After less than two years in Fresno, Manning was named Coadjutor Archbishop of Los Angeles and Titular Archbishop of Capreae on May 26, 1969. He succeeded James Francis McIntyre as the third Archbishop of Los Angeles on January 21, 1970. While a strong proponent of ecclesiastical authority, Manning took a more gentle style than his predecessor.[4] The end of McIntyre's tenure saw tensions with the clergy and minorities[2] and, following Manning's ascension, the new Archbishop stated, "My first reaction was to make it known that I was here to listen."[2] He instituted ministries for blacks and Hispanics, a presbyterial council to grant the clergy greater participation in the governance of the Archdiocese, and an Inter-Parochial Council to extend the same participation to the laity.[2] Shortly after becoming Archbishop, a majority of the Sisters of the Immaculate Heart of Mary, who had feuded with McIntyre, left the religious life and founded a lay community.[5] He also supported the 1973 merger of the all male Loyola University and all female Marymount College into Loyola Marymount University in 1973; McIntyre had resisted attempts to allow co-education in the Archdiocese's Catholic university and colleges.

Pope Paul VI created him Cardinal Priest of S. Lucia a Piazza d'Armi in the consistory of March 5, 1973. During the Vietnam War, Manning counseled young men on their right to become conscientious objectors.[2] Staunchly pro-life, the Archbishop declared that any Catholic who cooperated in an abortion would suffer excommunication from the Church, including the mother herself.[2] In 1974, in response to the Supreme Court's ruling on Roe v. Wade, he testified before the Subcommittee on Constitutional Amendments of the Senate Judiciary Committee, saying, "An amendment is necessary first of all to protect the lives of the unborn children who can be killed—indeed, are being killed at this very moment—in the wake of the Supreme Court's decisions. But it is also needed to restore integrity to the law itself, to make the American legal system once more the guarantor and protector of all human rights and the human rights of all."[6]

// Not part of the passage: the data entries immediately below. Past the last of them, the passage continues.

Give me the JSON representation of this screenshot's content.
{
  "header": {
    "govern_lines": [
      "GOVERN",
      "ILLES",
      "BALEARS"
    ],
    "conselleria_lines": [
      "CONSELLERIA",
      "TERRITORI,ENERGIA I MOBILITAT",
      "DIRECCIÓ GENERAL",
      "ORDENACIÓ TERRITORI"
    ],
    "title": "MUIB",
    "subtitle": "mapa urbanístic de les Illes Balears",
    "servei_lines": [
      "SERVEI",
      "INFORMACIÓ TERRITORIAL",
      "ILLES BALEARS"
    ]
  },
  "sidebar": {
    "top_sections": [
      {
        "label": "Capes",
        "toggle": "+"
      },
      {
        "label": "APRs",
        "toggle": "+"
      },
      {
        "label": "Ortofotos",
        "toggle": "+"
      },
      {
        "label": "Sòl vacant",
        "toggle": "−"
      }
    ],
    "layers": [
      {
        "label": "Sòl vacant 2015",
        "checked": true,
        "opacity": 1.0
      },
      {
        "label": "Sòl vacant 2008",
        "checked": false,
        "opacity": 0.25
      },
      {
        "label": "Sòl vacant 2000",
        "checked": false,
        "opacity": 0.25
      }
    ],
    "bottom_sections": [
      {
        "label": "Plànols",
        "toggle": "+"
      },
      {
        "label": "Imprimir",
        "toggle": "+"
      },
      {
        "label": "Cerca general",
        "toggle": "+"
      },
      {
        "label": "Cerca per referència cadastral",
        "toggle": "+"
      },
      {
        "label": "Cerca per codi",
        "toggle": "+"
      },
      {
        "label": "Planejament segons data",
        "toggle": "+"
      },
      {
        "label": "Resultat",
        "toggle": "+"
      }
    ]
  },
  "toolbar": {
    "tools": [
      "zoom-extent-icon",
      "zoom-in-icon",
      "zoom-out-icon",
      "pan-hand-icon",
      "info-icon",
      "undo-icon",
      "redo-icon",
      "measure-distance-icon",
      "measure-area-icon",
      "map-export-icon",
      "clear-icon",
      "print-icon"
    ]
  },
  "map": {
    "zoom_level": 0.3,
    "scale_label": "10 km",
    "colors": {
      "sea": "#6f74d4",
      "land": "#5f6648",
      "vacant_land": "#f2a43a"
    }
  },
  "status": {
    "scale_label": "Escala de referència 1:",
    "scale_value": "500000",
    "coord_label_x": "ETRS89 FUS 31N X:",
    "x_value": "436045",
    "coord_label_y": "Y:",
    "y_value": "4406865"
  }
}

Manning was one of the cardinal electors who participated in the conclaves of August and October 1978, which selected Popes John Paul I and John Paul II respectively. Before entering the August conclave, he noted that the Church "has no political support in many places" and called for a pope who could "change people through warmth."[7] In 1981, John Paul II sent him as a special papal envoy to the celebration in Drogheda, Ireland of the third centennial of Saint Oliver Plunkett's martyrdom.[1] He called for a halt to the deportation of Salvadoran civil war refugees in 1983.[2]

Later life and death

After fifteen years in Los Angeles, Manning retired as Archbishop on June 4, 1985. He took up residence at Holy Family Parish in South Pasadena.[2]

Manning died on June 23, 1989 at the Norris Cancer Hospital of the University of Southern California, aged 79.[2] He is buried at Calvary Cemetery in East Los Angeles.[1]


1. Miranda, Salvador. "MANNING, Timothy". The Cardinals of the Holy Roman Church.
2. "Timothy Cardinal Manning, 79; Guided Los Angeles Archdiocese". The New York Times. 1989-06-24.
3. "Timothy Cardinal Manning".
4. "New Red Hats". TIME Magazine. 1973-02-12.
5. "The Immaculate Heart Rebels". TIME Magazine. 1970-02-16.
6. "1974 Testimony of Timothy Cardinal Manning to the Senate Committee on the Judiciary". Priests for Life. 1974-03-07.
7. "In Rome, a Week off Suspense". TIME Magazine. 1978-08-28.